The old Kikuyu elder leaned forward on his stick toward us. “When the British controlled this valley, we couldn’t send our children to school. They had to work in the fields to pick pyrethrum on the plantations. For a long time after independence, there was only one school in this valley, and many children never went to school. Now, in these times, we sit here together as equals, black and white. There are many schools in the valley and when we don’t send our children to school, the authorities come to our houses to find out why, and to compel us to send them. Life is better now. God has indeed done a good thing.”
I sat there, on a plastic chair in the sunshine, in front of a snug house surrounded by lush fields of cabbages, kale and maize, backed by a small forest and listened. I had driven, with 4 others from the Education Beyond Borders team, on a rutted track across the dusty, dry floor of the great Rift Valley, and up the Eburu Mountains on the other side to reach this beautiful place, to be there with these people on a Saturday morning in August. So I sat there and listened.
And I thought, ‘Yes, this is why I came here, not just to this valley this morning, but to Kenya, and why I relate so strongly to EBB’s vision of teachers connecting with teachers.’ Education is the single biggest factor in improving the standard of living of a community. It empowers people, it gives them independence and more options for their future. It results in healthier mothers and children and plays a vital role in combating crises such as environmental degradation and HIV/AIDS. As a Canadian teacher from Toronto, I don’t have the answers to Kenya’s poverty, environmental, educational and health care challenges. But by working side by side with local teachers, training and empowering them to train others, I am part of something that will continue to address those challenges.
This summer the EBB team in Naivasha trained 15 facilitators to conduct a 5 day workshop on collaborative learning, differentiated instruction, inquiry learning and project-based instruction. These are research driven philosophies of teaching that have large impacts on student engagement, retention and ultimately student success. They are incredibly flexible and adaptable, so that they can be utilized in a large classroom with very little resources and no electricity. The teacher-facilitators have experience using them in their classrooms, adapting them to best suit local contexts and cultures.
Those 15 teacher-facilitators then trained over 120 teachers from approximately 60 local schools. Each of those teachers teach a class of 60 students on average. That’s over 8000 students who will be impacted in Naivasha district this fall when school starts up again! And that doesn’t take into account the fact the other teachers in the school who see the modeling of different teaching methodologies and the positive impact on student achievement, and who begin to experiment with the methodologies in their classes.

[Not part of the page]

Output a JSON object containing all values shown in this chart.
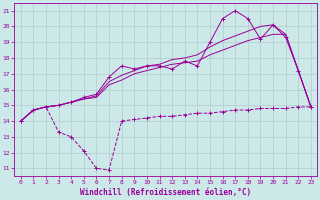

I didn’t come to Kenya to offer my expertise (I have none), or to advise teachers on best practices (I don’t know enough about teaching in Kenya to even start). I came to listen, to learn, to share, to observe, to encourage and to empower a group of inspiring individuals who are fighting on the front lines of a battle for a better life for their communities. I left humbled, hopeful and challenged. And I left convinced that what we do, as teachers, every day in our classrooms, where ever we are in the world, makes a difference.